Fortnite-maker Epic Games has agreed to pay a massive $520 million fine in settlements with the Federal Trade Commission for allegedly illegally gathering data from children and deploying dark patterns techniques to manipulate users into making unwanted in-game purchases. The fines mark a major regulatory win for the Biden administration’s progressive-minded FTC, who, up until now, had largely failed to deliver on its promise of more robust reinforcement of U.S. tech companies.
The first $275 million fine will settle allegations Epic collected personal information from children under the age of 13 without their parent’s consent when they played the hugely popular battle royale game. The FTC claims that unjustified data collection violates the Children’s Online Privacy Protection Act. Internal Epic surveys and the licensing of Fortnite branded toys, the FTC alleges, show Epic clearly knew at least some of its player base was underage. Worse still, the agency claims Epic forced parents to wade through cumbersome barriers when they requested to have their children’s data deleted.
The FTC additionally took shots at Epic’s default privacy settings, which turn live voice and text communication on by default. That default settling allegedly led to children being linked up with teens and strangers online, who, in some cases then exposed the underage users to bullying, harassment and, “psychologically traumatizing issues,” including suicide. Employees at Epic allegedly expressed concern over harms stemming from that default privacy setting dating back to at least 2017. Despite those concerns, Epic still refused calls to make voice and text communication opt-in.
“No developer creates a game with the intention of ending up here,” Epic said in a statement acknowledging the fines. “The video game industry is a place of fast-moving innovation, where player expectations are high and new ideas are paramount. Statutes written decades ago don’t specify how gaming ecosystems should operate.”
“We accepted this agreement because we want Epic to be at the forefront of consumer protection and provide the best experience for our players.”
G/O Media may get a commission
Though bad enough on its own, the child privacy violations were only part of Epic’s problem. The game-maker additionally agreed to pay $245 million to refund customers who the FTC says fell victim to manipulative, unfair billing practices that fall under the category, “dark patterns.” Fortnite allegedly deployed a, “counterintuitive, inconsistent, and confusing button configuration,” that led players to incur unwanted charges with a single press of a button. In some cases, the FTC claims that single press button meant users were charged while sitting in a loading screen or while trying to wake the game from sleep mode. Users, the complaint alleges, collectively lost hundreds of millions of dollars to those shady practices. Epic allegedly “ignored more than one million user complaints,” suggesting a high number of users were being wrongly charged. Now that $245 million payout from Epic will be used to refund customers who lost money.
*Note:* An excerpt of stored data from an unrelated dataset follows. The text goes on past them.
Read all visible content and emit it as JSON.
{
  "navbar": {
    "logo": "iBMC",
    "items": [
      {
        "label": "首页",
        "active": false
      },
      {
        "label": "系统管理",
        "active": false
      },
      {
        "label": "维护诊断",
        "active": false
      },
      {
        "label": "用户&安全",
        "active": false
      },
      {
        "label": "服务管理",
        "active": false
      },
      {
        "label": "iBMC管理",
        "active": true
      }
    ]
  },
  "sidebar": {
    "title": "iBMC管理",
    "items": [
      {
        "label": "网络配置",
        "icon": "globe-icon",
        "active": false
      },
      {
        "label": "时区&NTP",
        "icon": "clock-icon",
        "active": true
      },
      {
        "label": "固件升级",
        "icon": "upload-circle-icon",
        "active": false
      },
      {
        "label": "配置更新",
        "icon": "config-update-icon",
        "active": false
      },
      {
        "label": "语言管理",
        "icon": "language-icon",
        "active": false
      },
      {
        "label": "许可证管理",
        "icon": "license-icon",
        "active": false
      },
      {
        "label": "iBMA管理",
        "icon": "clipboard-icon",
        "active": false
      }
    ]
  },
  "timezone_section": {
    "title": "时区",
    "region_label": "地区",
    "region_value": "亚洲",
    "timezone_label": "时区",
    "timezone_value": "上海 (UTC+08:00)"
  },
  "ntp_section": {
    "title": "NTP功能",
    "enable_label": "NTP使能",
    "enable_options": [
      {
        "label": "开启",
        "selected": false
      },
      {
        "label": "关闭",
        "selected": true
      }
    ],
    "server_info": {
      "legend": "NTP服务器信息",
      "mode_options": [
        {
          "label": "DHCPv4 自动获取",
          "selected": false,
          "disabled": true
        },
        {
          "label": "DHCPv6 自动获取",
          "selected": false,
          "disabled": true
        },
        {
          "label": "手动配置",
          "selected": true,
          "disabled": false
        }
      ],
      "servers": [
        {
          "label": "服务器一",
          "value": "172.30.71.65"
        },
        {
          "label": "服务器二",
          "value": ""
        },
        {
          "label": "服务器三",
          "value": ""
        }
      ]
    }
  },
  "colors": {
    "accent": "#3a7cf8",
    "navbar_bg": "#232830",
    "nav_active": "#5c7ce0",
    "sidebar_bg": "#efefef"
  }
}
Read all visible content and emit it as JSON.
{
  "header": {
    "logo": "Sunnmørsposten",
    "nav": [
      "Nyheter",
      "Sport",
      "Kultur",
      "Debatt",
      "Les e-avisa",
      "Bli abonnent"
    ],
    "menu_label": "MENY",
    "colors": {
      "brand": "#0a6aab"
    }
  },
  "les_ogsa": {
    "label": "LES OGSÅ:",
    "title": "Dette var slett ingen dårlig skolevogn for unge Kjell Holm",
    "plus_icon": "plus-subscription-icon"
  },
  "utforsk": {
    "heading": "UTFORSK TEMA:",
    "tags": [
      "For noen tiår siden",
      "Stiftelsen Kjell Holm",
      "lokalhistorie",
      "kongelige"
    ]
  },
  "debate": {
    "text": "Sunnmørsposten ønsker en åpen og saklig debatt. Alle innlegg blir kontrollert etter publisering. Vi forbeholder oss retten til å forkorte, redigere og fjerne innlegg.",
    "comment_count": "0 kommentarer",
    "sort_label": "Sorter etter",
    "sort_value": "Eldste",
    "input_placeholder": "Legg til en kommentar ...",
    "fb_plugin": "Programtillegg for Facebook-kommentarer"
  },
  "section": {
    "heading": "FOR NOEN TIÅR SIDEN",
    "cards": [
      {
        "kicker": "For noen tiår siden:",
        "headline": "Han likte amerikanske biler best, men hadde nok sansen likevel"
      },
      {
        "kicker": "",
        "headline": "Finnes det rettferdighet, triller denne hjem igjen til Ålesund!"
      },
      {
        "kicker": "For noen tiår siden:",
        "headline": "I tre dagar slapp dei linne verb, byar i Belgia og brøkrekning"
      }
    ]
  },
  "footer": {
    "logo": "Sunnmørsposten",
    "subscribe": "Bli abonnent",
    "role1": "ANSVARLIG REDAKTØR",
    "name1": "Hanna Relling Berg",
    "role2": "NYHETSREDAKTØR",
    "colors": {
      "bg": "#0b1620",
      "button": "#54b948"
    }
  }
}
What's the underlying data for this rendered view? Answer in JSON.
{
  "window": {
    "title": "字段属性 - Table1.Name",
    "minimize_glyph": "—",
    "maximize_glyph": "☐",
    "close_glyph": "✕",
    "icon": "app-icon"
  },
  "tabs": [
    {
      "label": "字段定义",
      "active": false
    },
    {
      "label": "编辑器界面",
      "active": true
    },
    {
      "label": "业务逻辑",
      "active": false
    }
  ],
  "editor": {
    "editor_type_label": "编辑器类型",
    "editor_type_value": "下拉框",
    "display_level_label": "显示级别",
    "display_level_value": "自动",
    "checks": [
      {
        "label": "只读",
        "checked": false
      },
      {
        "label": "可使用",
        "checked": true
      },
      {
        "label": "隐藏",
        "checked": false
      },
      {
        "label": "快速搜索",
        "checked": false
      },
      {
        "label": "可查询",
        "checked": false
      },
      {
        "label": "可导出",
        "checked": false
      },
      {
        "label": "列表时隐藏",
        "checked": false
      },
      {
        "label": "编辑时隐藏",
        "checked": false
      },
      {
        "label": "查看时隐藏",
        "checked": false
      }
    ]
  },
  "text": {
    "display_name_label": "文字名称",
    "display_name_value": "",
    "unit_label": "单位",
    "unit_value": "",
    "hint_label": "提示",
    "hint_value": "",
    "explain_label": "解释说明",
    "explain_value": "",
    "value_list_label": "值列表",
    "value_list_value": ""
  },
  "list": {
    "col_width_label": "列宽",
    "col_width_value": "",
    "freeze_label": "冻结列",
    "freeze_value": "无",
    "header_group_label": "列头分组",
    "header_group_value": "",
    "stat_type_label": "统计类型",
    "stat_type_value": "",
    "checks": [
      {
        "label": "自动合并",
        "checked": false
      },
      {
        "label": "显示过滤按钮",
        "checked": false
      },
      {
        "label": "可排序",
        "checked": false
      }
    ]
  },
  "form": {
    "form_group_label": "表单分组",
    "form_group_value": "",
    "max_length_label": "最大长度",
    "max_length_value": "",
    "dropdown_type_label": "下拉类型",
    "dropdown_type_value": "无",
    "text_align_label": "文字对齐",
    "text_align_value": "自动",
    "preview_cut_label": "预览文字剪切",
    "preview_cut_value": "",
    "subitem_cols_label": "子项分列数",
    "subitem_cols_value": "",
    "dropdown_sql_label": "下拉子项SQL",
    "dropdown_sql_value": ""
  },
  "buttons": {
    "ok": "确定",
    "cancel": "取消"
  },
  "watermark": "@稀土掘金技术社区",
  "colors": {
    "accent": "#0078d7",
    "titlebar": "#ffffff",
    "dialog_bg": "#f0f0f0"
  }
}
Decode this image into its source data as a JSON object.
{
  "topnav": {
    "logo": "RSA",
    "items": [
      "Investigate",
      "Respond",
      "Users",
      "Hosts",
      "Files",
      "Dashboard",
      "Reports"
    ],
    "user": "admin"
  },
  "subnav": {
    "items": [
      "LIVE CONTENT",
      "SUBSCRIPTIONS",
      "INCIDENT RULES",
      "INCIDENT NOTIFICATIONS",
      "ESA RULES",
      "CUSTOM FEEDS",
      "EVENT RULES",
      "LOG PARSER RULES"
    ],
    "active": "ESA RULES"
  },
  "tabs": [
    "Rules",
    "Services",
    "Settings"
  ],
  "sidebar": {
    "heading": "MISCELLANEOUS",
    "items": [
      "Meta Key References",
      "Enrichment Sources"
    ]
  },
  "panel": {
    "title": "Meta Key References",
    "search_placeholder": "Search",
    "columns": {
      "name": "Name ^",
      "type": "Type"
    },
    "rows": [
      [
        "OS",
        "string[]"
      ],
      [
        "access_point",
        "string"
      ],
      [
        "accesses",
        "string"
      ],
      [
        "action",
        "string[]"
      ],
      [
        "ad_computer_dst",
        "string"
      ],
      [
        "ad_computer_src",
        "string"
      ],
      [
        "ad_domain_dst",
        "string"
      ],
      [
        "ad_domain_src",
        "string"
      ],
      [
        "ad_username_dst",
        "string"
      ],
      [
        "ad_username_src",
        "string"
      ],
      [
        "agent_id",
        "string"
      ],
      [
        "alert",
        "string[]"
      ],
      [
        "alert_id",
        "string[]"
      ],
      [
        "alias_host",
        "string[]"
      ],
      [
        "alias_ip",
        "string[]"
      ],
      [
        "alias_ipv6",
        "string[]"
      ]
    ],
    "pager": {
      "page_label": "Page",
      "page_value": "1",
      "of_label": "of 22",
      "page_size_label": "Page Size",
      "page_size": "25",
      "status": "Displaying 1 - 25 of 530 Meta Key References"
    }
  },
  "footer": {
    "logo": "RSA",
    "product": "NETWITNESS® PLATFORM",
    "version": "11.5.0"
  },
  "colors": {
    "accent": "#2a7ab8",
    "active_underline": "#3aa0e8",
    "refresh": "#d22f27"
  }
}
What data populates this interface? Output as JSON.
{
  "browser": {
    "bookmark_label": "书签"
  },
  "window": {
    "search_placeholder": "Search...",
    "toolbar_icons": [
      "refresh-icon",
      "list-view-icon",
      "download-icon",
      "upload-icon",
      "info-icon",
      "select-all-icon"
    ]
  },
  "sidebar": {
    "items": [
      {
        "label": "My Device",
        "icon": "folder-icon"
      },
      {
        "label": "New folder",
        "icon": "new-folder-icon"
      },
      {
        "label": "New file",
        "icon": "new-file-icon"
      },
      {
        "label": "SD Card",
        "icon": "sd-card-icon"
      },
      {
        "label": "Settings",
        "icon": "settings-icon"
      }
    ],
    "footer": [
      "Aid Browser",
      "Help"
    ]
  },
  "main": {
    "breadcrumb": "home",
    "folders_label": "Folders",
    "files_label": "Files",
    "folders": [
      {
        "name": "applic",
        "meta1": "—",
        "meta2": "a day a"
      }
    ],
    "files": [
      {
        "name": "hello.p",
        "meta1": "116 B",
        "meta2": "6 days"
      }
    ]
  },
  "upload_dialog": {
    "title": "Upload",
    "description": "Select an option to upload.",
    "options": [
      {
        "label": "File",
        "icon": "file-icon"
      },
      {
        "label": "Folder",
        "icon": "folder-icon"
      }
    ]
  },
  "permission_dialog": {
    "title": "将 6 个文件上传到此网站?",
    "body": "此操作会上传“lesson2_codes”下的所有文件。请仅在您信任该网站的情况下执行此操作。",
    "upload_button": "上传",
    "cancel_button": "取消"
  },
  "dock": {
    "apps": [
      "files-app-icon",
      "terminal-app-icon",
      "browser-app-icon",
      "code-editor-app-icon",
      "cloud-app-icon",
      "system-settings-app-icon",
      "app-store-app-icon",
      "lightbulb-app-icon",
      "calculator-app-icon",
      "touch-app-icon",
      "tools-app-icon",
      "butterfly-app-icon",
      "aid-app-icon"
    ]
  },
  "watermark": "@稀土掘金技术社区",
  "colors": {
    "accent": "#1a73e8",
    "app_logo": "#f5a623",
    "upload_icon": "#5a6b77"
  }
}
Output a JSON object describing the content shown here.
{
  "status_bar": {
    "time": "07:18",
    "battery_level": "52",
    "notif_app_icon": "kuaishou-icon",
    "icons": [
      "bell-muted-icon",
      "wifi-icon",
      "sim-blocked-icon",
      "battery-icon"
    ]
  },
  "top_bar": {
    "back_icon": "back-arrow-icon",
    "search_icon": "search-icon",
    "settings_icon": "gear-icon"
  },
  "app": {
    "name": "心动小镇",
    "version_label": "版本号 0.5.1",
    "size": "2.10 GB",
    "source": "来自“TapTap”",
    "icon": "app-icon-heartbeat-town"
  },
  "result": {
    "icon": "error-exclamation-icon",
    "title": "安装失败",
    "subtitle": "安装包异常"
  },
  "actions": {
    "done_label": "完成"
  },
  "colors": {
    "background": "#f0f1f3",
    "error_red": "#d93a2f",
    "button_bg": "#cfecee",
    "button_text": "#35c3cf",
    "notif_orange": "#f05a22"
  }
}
“All game developers should rethink steps they’ve taken to simplify payment flows in favor of practices that provide the largest amount of clarity to players when they make purchase decisions,” Epic said in response to the dark patterns fine. “Saving payment information by default is a common way to streamline the checkout process, so players do not have to re-enter their payment method every time they make a purchase. We’ve agreed with the FTC to change this practice, and we now offer an explicit yes or no choice to save payment information.”
In a statement, FTC chair Lina Khan said she wanted the fines, some of the largest in the agency’s 108 year history, to make clear the agency’s intent to vigorously pursue violations.
“Protecting the public, and especially children, from online privacy invasions and dark patterns is a top priority for the Commission, and these enforcement actions,” Khan said.
And though the FTC’s latest fine is far cry from the $5 billion penalty the agency issued against Facebook in 2019 and represents just a portion of the billions Fortnite reportedly rakes in each year, supporters said it nonetheless represents more than a mere slap on the wrist.
“This agreement is not a parking ticket—it’s a clear demonstration of the FTC’s full-throated commitment to protecting children online and ending the use of dark patterns,” American Economic Liberties Project Executive Director Sarah Miller said in a statement. “By securing both the largest fine and refund in the Commission’s history, the agency is showing once again that laws are not suggestions—especially when kids’ well-being is on the line.”